Both Keats and Johnson had extraordinarily assimilative minds -- that ability to identify with, and for a moment become, their subjects. Is this an integral ingredient of poetic genius?

I think very much so. Without this ability to assimilate, poetry simply becomes a game, a sophisticated nursery rhyme. Poetry is traditionally one of our means of knowing and realizing human feeling and imagination. Again, if a writer is an experiencing nature, as were Keats and Johnson, then he is going to have to be open to human experience which will enable him to release his poetic genius. The poem is the poet's experience felt and then released.

Keats was the very model of what you're talking about.

Exactly. What intimidated others, especially the rich burden of our literary mentors, did just the opposite to Keats.

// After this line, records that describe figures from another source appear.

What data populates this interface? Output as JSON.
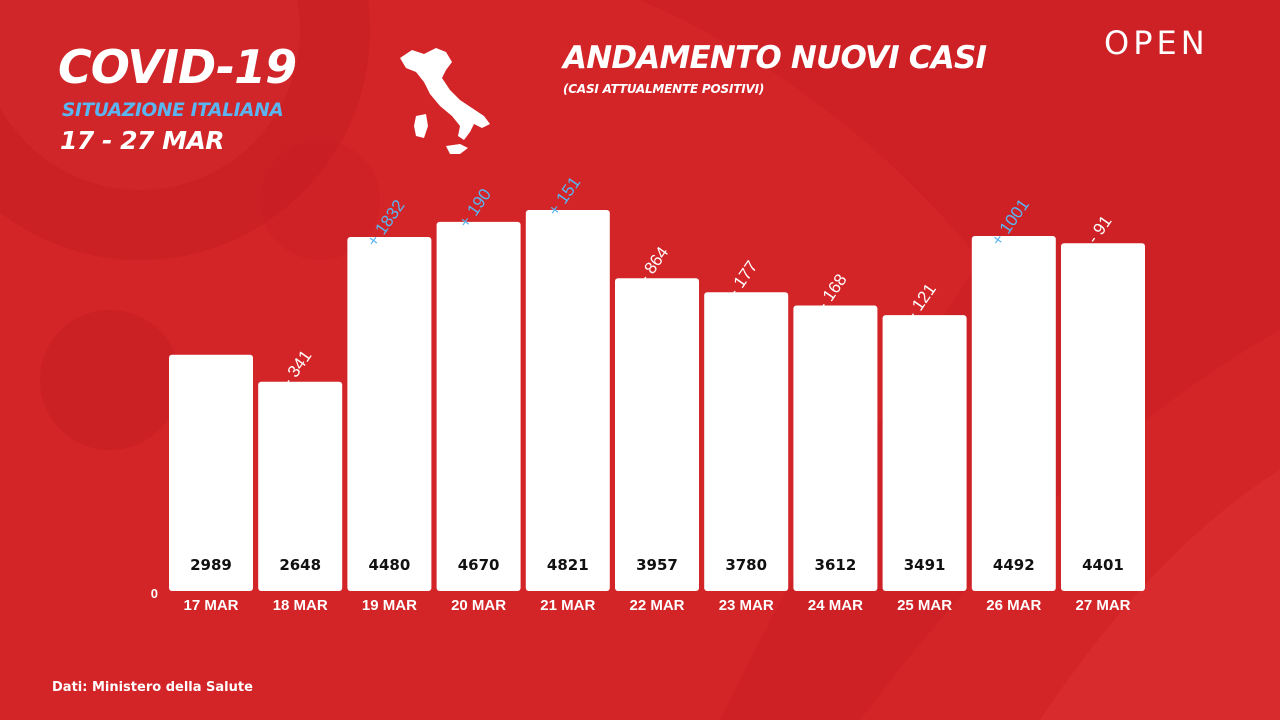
{
  "header": {
    "title": "COVID-19",
    "subtitle": "SITUAZIONE ITALIANA",
    "date_range": "17 - 27 MAR"
  },
  "chart_header": {
    "title": "ANDAMENTO NUOVI CASI",
    "subtitle": "(CASI ATTUALMENTE POSITIVI)"
  },
  "logo": "OPEN",
  "source": "Dati: Ministero della Salute",
  "colors": {
    "background": "#d32427",
    "bar": "#ffffff",
    "positive_delta": "#5ab5f0",
    "negative_delta": "#ffffff",
    "value_text": "#111111"
  },
  "chart_data": {
    "type": "bar",
    "title": "ANDAMENTO NUOVI CASI",
    "subtitle": "(CASI ATTUALMENTE POSITIVI)",
    "categories": [
      "17 MAR",
      "18 MAR",
      "19 MAR",
      "20 MAR",
      "21 MAR",
      "22 MAR",
      "23 MAR",
      "24 MAR",
      "25 MAR",
      "26 MAR",
      "27 MAR"
    ],
    "values": [
      2989,
      2648,
      4480,
      4670,
      4821,
      3957,
      3780,
      3612,
      3491,
      4492,
      4401
    ],
    "deltas": [
      "",
      "- 341",
      "+ 1832",
      "+ 190",
      "+ 151",
      "- 864",
      "- 177",
      "- 168",
      "- 121",
      "+ 1001",
      "- 91"
    ],
    "y_tick_labels": [
      "0"
    ],
    "ylim": [
      0,
      4821
    ],
    "grid": false,
    "legend": "none"
  }
}
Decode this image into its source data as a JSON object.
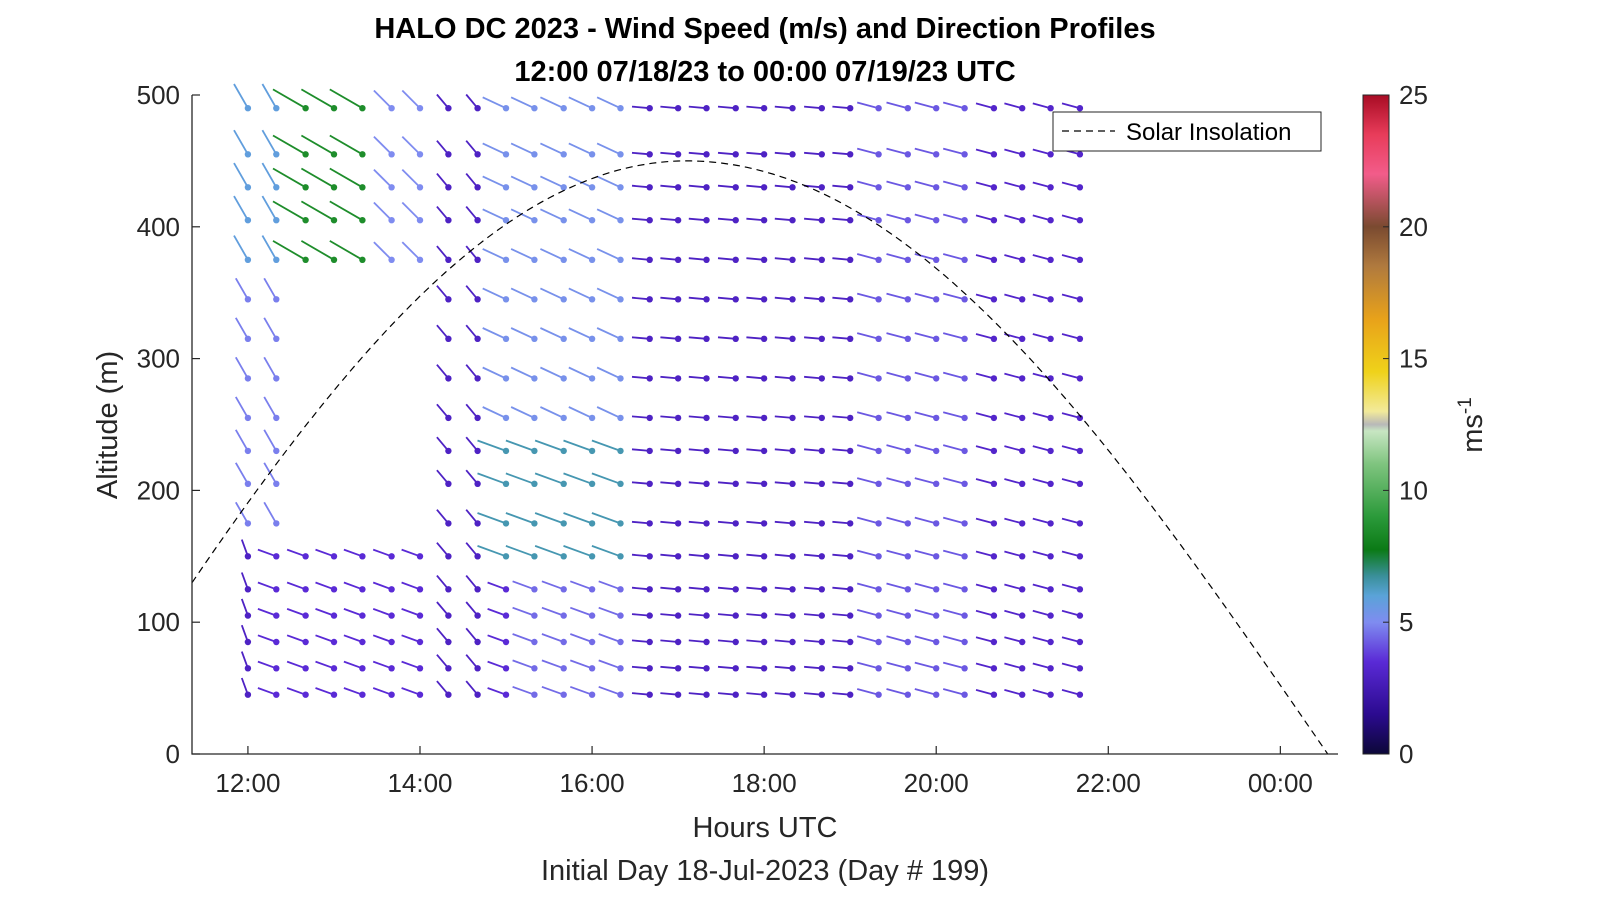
{
  "chart_data": {
    "type": "wind-barb-profile",
    "title": "HALO DC 2023 - Wind Speed (m/s) and Direction Profiles",
    "subtitle": "12:00 07/18/23 to 00:00 07/19/23  UTC",
    "xlabel": "Hours UTC",
    "xlabel2": "Initial Day 18-Jul-2023 (Day # 199)",
    "ylabel": "Altitude (m)",
    "xlim_hours": [
      11.35,
      24.67
    ],
    "ylim": [
      0,
      500
    ],
    "x_ticks": [
      {
        "value": 12,
        "label": "12:00"
      },
      {
        "value": 14,
        "label": "14:00"
      },
      {
        "value": 16,
        "label": "16:00"
      },
      {
        "value": 18,
        "label": "18:00"
      },
      {
        "value": 20,
        "label": "20:00"
      },
      {
        "value": 22,
        "label": "22:00"
      },
      {
        "value": 24,
        "label": "00:00"
      }
    ],
    "y_ticks": [
      0,
      100,
      200,
      300,
      400,
      500
    ],
    "colorbar": {
      "label_base": "ms",
      "label_exp": "-1",
      "range": [
        0,
        25
      ],
      "ticks": [
        0,
        5,
        10,
        15,
        20,
        25
      ]
    },
    "legend": {
      "entries": [
        "Solar Insolation"
      ],
      "position": "top-right"
    },
    "solar_insolation": {
      "peak_hour": 17.1,
      "peak_altitude": 450,
      "zero_hour": 24.55,
      "left_edge_altitude": 130
    },
    "times_hours": [
      12.0,
      12.33,
      12.67,
      13.0,
      13.33,
      13.67,
      14.0,
      14.33,
      14.67,
      15.0,
      15.33,
      15.67,
      16.0,
      16.33,
      16.67,
      17.0,
      17.33,
      17.67,
      18.0,
      18.33,
      18.67,
      19.0,
      19.33,
      19.67,
      20.0,
      20.33,
      20.67,
      21.0,
      21.33,
      21.67
    ],
    "altitudes_m": [
      45,
      65,
      85,
      105,
      125,
      150,
      175,
      205,
      230,
      255,
      285,
      315,
      345,
      375,
      405,
      430,
      455,
      490
    ],
    "wind": [
      {
        "hours": [
          12.0,
          13.67
        ],
        "alt": [
          45,
          150
        ],
        "dir": 340,
        "speed": 3.0
      },
      {
        "hours": [
          12.33,
          15.0
        ],
        "alt": [
          45,
          150
        ],
        "dir": 290,
        "speed": 3.5
      },
      {
        "hours": [
          15.33,
          16.67
        ],
        "alt": [
          45,
          125
        ],
        "dir": 290,
        "speed": 4.5
      },
      {
        "hours": [
          15.0,
          16.33
        ],
        "alt": [
          150,
          230
        ],
        "dir": 290,
        "speed": 6.5
      },
      {
        "hours": [
          12.0,
          12.33
        ],
        "alt": [
          175,
          345
        ],
        "dir": 330,
        "speed": 4.8
      },
      {
        "hours": [
          12.0,
          12.67
        ],
        "alt": [
          375,
          490
        ],
        "dir": 330,
        "speed": 5.8
      },
      {
        "hours": [
          12.67,
          13.33
        ],
        "alt": [
          375,
          490
        ],
        "dir": 300,
        "speed": 8.5
      },
      {
        "hours": [
          13.67,
          14.33
        ],
        "alt": [
          375,
          490
        ],
        "dir": 315,
        "speed": 5.0
      },
      {
        "hours": [
          14.33,
          14.67
        ],
        "alt": [
          45,
          490
        ],
        "dir": 320,
        "speed": 3.0
      },
      {
        "hours": [
          15.0,
          16.33
        ],
        "alt": [
          255,
          490
        ],
        "dir": 295,
        "speed": 5.2
      },
      {
        "hours": [
          16.67,
          19.0
        ],
        "alt": [
          45,
          490
        ],
        "dir": 275,
        "speed": 3.0
      },
      {
        "hours": [
          19.33,
          20.33
        ],
        "alt": [
          45,
          490
        ],
        "dir": 285,
        "speed": 4.2
      },
      {
        "hours": [
          20.67,
          21.67
        ],
        "alt": [
          45,
          490
        ],
        "dir": 285,
        "speed": 3.2
      }
    ]
  }
}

I think the moral of his life is contained in that difficult statement -- perfect love casteth out fear. Keats loved. This is his great example. He was never afraid of his own experience, or what he had to do with it. He was someone who, in his own words, "stormed the main gate of poetry." He wasn't worried about originality. Somewhere Goethe says if you worry about originality all the time, you're certainly not going to be original. You only do that by losing yourself in something larger that will release that self.

With the premium placed on originality today, especially in the arts, it's not the easiest thing to ignore.

No, it's not. But that's why we need friends in the human spirit like Keats to remind us of what's important. In a way, a lot of things writers are facing today started in Keats' time -- all the reviewing and criticism. Keats is a very modern poet. His example is of particular value to poets today.

Biography, then, is a way to understand that example?

I think so. Every period of one's life profits from such examples in human and poetic greatness. We need the kind of companionship that lets us know we're not utterly alone in our tasks or our trials.